C’était donc là, à leur origine et pour l’Histoire, le socle permanent du pouvoir et, surtout, de la légitimité monarchique. La classification intervenue, voulue par la seule volonté du roi Andriamasinavalona au XVIIIème siècle, lui-même pourtant issu desdites maisons des Andrianteloray, lequel entendait privilégier en les plaçant en première catégorie sa propre famille en instituant les maisons des Zanakandriana et des Zazamarolahy, puis la sienne propre, les Andriamasinavalona, n’avait ainsi qu’un caractère circonstanciel.

Quant au Gouvernement, son institutionnalisation ne se fit que progressivement.

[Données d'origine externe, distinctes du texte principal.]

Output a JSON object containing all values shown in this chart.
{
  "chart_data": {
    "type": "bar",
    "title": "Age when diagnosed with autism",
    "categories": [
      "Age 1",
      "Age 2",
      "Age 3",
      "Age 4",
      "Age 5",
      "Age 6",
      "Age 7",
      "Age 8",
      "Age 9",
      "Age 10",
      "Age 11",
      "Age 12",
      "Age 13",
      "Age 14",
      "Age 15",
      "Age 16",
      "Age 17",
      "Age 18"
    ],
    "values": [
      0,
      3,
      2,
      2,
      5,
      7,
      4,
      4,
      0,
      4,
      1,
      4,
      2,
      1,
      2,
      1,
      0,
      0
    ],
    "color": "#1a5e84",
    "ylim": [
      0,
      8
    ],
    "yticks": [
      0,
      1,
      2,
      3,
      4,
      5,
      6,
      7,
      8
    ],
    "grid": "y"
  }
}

Au début, il consistait en un regroupement de différentes personnalités titulaires de certaines responsabilités ou de charges, telles que celles dévolues au gardien des idoles (fonction qui de nos jours peut s’apparenter à celle d’un ministre de l’intérieur et du culte), au chef de l’armée ou aux différents gouverneurs ou représentants du souverain établis dans les territoires conquis.

Il s’agissait du Cercle des conseillers, composé de nobles et de roturiers, souvent originaires du fief du souverain régnant mais également de régions choyées par celui-ci.

Cependant, traditionnellement c’est le souverain qui, s’appuyant sur le Conseil des pairs et exerçant un pouvoir absolu et de droit quasi divin, dirigeait le pays sans partage.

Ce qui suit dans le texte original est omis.